Mary aveva sperimentato in prima persona il binomio vita/morte di cui poi parlò nel suo libro. La madre infatti era deceduta pochi giorni dopo averle dato la luce; nel 1816 la stessa Mary aveva perduto la bambina avuta con Percy, nata prematura.
Oltre che delle tragiche esperienze personali l’opera risentì senz’altro altro del galvanismo (che sostiene la presenza di un’elettricità intrinseca negli esseri viventi) e delle dottrine filosofico-scientifiche dell’epoca, incentrate sulla natura dell’origine della vita e sulla possibilità di ingenerarla in organismi inanimati.
La figura del mostro, espressione della paura associata ad un acerbo concetto di sviluppo tecnologico, contribuì alla diffusione del romanzo e a renderlo immortale.
Frankenstein è uno dei miti della letteratura proprio perché affonda le sue radici nelle paure umane.
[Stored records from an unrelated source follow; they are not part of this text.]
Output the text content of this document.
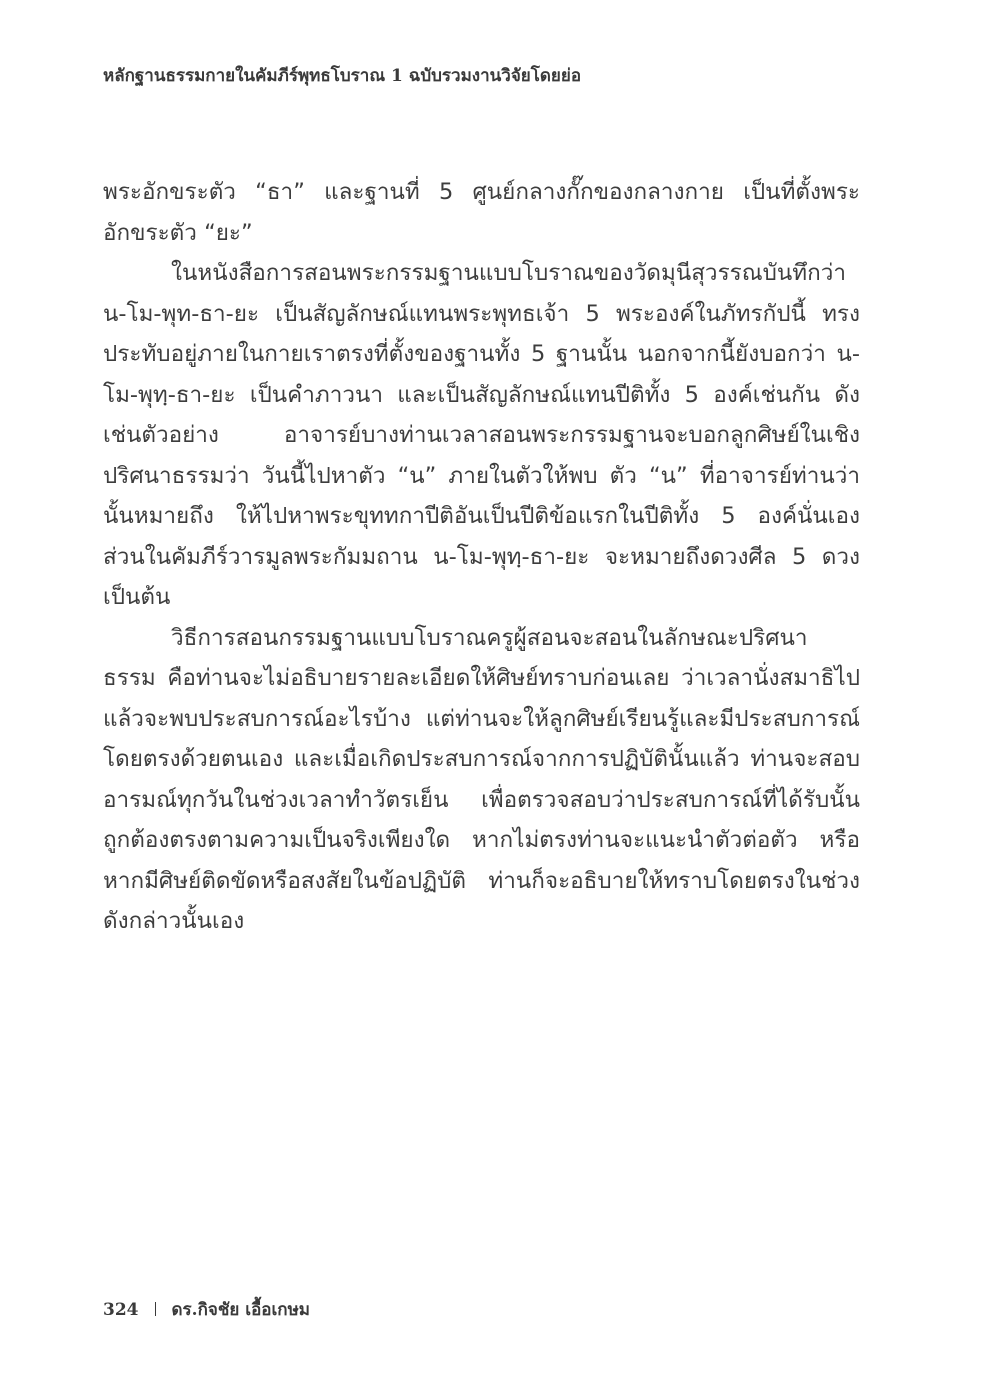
หลักฐานธรรมกายในคัมภีร์พุทธโบราณ 1 ฉบับรวมงานวิจัยโดยย่อ

พระอักขระตัว “ธา” และฐานที่ 5 ศูนย์กลางกั๊กของกลางกาย เป็นที่ตั้งพระอักขระตัว “ยะ”

ในหนังสือการสอนพระกรรมฐานแบบโบราณของวัดมุนีสุวรรณบันทึกว่า น-โม-พุท-ธา-ยะ เป็นสัญลักษณ์แทนพระพุทธเจ้า 5 พระองค์ในภัทรกัปนี้ ทรงประทับอยู่ภายในกายเราตรงที่ตั้งของฐานทั้ง 5 ฐานนั้น นอกจากนี้ยังบอกว่า น-โม-พุทฺ-ธา-ยะ เป็นคำภาวนา และเป็นสัญลักษณ์แทนปีติทั้ง 5 องค์เช่นกัน ดังเช่นตัวอย่าง อาจารย์บางท่านเวลาสอนพระกรรมฐานจะบอกลูกศิษย์ในเชิงปริศนาธรรมว่า วันนี้ไปหาตัว “น” ภายในตัวให้พบ ตัว “น” ที่อาจารย์ท่านว่านั้นหมายถึง ให้ไปหาพระขุททกาปีติอันเป็นปีติข้อแรกในปีติทั้ง 5 องค์นั่นเอง ส่วนในคัมภีร์วารมูลพระกัมมถาน น-โม-พุทฺ-ธา-ยะ จะหมายถึงดวงศีล 5 ดวงเป็นต้น

วิธีการสอนกรรมฐานแบบโบราณครูผู้สอนจะสอนในลักษณะปริศนาธรรม คือท่านจะไม่อธิบายรายละเอียดให้ศิษย์ทราบก่อนเลย ว่าเวลานั่งสมาธิไปแล้วจะพบประสบการณ์อะไรบ้าง แต่ท่านจะให้ลูกศิษย์เรียนรู้และมีประสบการณ์โดยตรงด้วยตนเอง และเมื่อเกิดประสบการณ์จากการปฏิบัตินั้นแล้ว ท่านจะสอบอารมณ์ทุกวันในช่วงเวลาทำวัตรเย็น เพื่อตรวจสอบว่าประสบการณ์ที่ได้รับนั้น ถูกต้องตรงตามความเป็นจริงเพียงใด หากไม่ตรงท่านจะแนะนำตัวต่อตัว หรือหากมีศิษย์ติดขัดหรือสงสัยในข้อปฏิบัติ ท่านก็จะอธิบายให้ทราบโดยตรงในช่วงดังกล่าวนั้นเอง

324 ดร.กิจชัย เอื้อเกษม
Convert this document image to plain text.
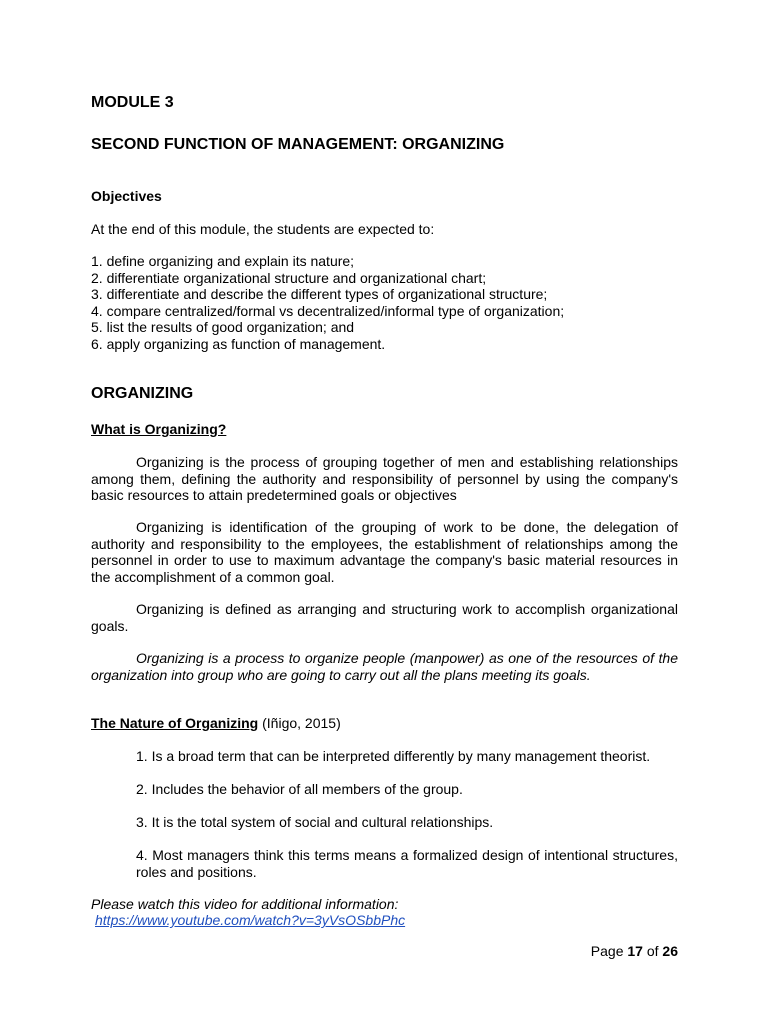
MODULE 3
SECOND FUNCTION OF MANAGEMENT: ORGANIZING
Objectives
At the end of this module, the students are expected to:
1. define organizing and explain its nature;
2. differentiate organizational structure and organizational chart;
3. differentiate and describe the different types of organizational structure;
4. compare centralized/formal vs decentralized/informal type of organization;
5. list the results of good organization; and
6. apply organizing as function of management.
ORGANIZING
What is Organizing?

Organizing is the process of grouping together of men and establishing relationships among them, defining the authority and responsibility of personnel by using the company's basic resources to attain predetermined goals or objectives

Organizing is identification of the grouping of work to be done, the delegation of authority and responsibility to the employees, the establishment of relationships among the personnel in order to use to maximum advantage the company's basic material resources in the accomplishment of a common goal.

Organizing is defined as arranging and structuring work to accomplish organizational goals.

Organizing is a process to organize people (manpower) as one of the resources of the organization into group who are going to carry out all the plans meeting its goals.

The Nature of Organizing (Iñigo, 2015)
1. Is a broad term that can be interpreted differently by many management theorist.
2. Includes the behavior of all members of the group.
3. It is the total system of social and cultural relationships.
4. Most managers think this terms means a formalized design of intentional structures, roles and positions.
Please watch this video for additional information:
https://www.youtube.com/watch?v=3yVsOSbbPhc
Page 17 of 26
La creatura è l’esempio del sublime, del diverso che, in quanto tale, causa terrore.
Portato sul grande schermo per la prima volta nel 1910, come cortometraggio prodotto da Edison Studios a New York, il romanzo ha ispirato anche innumerevoli altre trasposizioni cinematografiche: la più recente è del 2015, con Victor – La storia segreta del dott. Frankenstein del regista Paul McGuigan.